This is a milestone episode (1,000 downloads) where Zach sits down with his own father, Greg Reeser — confirmed as Zach's dad in the transcript. Greg shares his story growing up as an Illinois farmer, learning hands-on skills from his father and grandfather, surviving multiple childhood surgeries for a cleft lip, and a turbulent adult life that took him from farming to a gas station, to a cross-country trucking stint after the LA riots, to Tennessee where the family upholstery business (Custom Resources) still runs today. The episode mixes practical hard-skill talk (which tools every man should own, how to read a tape measure) with hard-won life philosophy: have faith, have patience, work hard, and never quit. Greg also opens up about caring for his wife Leslie through illness until her death, and how restoring the treehouse he built for her has become a healing project. For a dad, this is a reminder to pass down both the hands-on skills and the resilience that gets you through the hard seasons.

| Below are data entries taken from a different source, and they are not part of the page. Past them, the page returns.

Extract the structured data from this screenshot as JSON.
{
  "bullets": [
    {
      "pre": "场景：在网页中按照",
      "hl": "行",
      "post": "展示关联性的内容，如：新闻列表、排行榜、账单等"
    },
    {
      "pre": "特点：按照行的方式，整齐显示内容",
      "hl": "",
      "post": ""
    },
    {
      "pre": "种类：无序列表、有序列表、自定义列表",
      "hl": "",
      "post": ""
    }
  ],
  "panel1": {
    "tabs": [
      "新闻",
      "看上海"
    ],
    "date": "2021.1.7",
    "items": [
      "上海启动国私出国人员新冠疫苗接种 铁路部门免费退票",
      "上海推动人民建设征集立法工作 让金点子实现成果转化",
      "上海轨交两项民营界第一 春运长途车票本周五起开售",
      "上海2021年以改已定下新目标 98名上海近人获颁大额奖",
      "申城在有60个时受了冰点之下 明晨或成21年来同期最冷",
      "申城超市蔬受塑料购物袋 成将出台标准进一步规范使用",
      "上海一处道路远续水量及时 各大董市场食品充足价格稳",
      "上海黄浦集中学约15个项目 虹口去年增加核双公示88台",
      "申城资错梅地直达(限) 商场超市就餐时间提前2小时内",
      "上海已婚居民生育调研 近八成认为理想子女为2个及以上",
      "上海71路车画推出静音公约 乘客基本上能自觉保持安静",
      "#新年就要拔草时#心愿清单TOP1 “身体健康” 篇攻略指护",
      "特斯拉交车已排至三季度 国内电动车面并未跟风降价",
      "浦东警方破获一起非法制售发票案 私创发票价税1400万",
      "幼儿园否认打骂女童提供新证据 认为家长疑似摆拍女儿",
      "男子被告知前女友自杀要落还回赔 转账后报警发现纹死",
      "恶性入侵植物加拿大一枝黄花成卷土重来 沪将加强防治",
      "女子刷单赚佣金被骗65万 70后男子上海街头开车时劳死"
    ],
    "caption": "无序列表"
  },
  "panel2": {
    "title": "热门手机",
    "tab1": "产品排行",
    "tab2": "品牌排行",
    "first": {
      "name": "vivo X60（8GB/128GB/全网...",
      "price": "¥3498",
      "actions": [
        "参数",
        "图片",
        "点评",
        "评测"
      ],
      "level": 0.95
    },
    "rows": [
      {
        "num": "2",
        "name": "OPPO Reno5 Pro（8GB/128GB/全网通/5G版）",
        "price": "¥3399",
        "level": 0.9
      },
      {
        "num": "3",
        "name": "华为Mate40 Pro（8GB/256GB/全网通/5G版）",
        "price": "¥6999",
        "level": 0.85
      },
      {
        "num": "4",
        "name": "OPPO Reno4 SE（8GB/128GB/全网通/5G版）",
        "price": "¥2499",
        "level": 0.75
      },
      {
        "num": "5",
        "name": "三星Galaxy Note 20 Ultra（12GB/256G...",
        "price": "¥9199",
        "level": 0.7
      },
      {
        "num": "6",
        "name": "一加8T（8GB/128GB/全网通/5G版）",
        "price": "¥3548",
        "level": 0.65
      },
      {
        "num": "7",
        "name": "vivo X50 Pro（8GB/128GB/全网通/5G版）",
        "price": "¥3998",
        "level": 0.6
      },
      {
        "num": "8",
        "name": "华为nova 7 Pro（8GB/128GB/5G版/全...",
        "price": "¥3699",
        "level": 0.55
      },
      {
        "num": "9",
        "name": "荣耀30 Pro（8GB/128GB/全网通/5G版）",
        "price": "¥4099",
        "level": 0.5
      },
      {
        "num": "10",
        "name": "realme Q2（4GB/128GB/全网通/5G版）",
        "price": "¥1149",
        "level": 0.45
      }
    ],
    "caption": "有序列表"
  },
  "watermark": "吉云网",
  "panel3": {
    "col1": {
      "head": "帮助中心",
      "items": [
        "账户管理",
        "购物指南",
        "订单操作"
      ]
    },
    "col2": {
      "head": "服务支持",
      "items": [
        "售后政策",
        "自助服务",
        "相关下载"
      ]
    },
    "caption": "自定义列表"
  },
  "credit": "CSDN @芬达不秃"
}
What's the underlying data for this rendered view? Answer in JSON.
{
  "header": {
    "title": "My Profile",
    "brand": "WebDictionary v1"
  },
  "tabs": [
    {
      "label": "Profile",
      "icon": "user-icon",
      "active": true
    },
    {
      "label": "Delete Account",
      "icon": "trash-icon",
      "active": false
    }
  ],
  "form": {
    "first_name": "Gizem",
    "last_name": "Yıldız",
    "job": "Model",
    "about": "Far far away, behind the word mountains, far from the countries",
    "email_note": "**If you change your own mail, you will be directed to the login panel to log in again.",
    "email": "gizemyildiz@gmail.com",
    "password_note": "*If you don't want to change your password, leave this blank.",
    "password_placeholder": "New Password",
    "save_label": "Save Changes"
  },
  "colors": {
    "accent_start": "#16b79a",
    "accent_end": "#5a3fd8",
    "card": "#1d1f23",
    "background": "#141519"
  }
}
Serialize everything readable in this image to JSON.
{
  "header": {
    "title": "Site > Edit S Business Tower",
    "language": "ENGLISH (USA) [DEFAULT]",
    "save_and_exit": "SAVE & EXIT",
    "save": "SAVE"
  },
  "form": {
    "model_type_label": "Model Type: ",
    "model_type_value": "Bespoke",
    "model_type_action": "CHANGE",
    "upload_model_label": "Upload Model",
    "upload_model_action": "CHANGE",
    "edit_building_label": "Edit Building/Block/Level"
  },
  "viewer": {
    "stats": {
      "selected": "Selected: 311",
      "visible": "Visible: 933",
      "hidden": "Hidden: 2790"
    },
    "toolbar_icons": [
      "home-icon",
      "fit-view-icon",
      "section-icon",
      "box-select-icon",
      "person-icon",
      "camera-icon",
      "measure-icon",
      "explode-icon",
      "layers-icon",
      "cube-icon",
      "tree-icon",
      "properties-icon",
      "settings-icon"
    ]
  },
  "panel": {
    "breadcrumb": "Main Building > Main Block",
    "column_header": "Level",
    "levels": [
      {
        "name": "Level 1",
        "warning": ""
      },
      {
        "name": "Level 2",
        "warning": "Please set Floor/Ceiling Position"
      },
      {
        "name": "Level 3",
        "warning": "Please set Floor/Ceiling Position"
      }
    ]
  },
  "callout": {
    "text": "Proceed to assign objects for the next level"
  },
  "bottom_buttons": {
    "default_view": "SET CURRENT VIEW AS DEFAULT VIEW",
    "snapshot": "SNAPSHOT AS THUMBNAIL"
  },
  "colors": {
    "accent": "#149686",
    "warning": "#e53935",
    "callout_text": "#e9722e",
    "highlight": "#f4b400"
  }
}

Greg's metaphor: you'll mull a project for two weeks when the actual work takes minutes. Make the list, then go do the thing you actually want to do.
Greg names faith as the number-one tool in his bag, followed by patience and hard work — the ingredients that carried him through bankruptcy, job loss, and grief.
Greg learned welding at seven, built his first car as a teen, and now uses 45-year-old tools inherited from his grandpa and dad. Doing the axle/lug-nut repair turned a $1,000 job into a hundred bucks.
As a 10-year-old in the hospital, Greg sat with a badly burned boy next door and realized everybody has something — don't trap yourself in a cocoon where you can't see other people's burdens.
"When it's going south, you'll probably find the bus going east." Speed up on the way down so you bounce higher.
Greg's gift for talking to anyone — and Zach's — started at the gas station counter with old farmers; ask with sincerity and people open up.
Idle hands are the devil's workshop. Just keep them doing something.
Pick one project you've been "thinking about for two weeks" and give it your 10 minutes today — start it.
Build a starter toolbox with the basics Greg named: a hammer, a multipack of pliers (regular + needle-nose + side cutters), an adjustable (Crescent) wrench, a power drill with a bit set, a tape measure, and liquid wrench.
Learn (and teach your kids) how to read a tape measure down to the eighth-inch — "a little is a lot."
Tackle one hands-on repair you'd normally pay for. Find a friend who knows how, or look into a rent-a-bay shop if you don't have space/tools.
Sit down and record or simply have a real conversation with your own dad (or a father figure) while you have the time — ask him his story.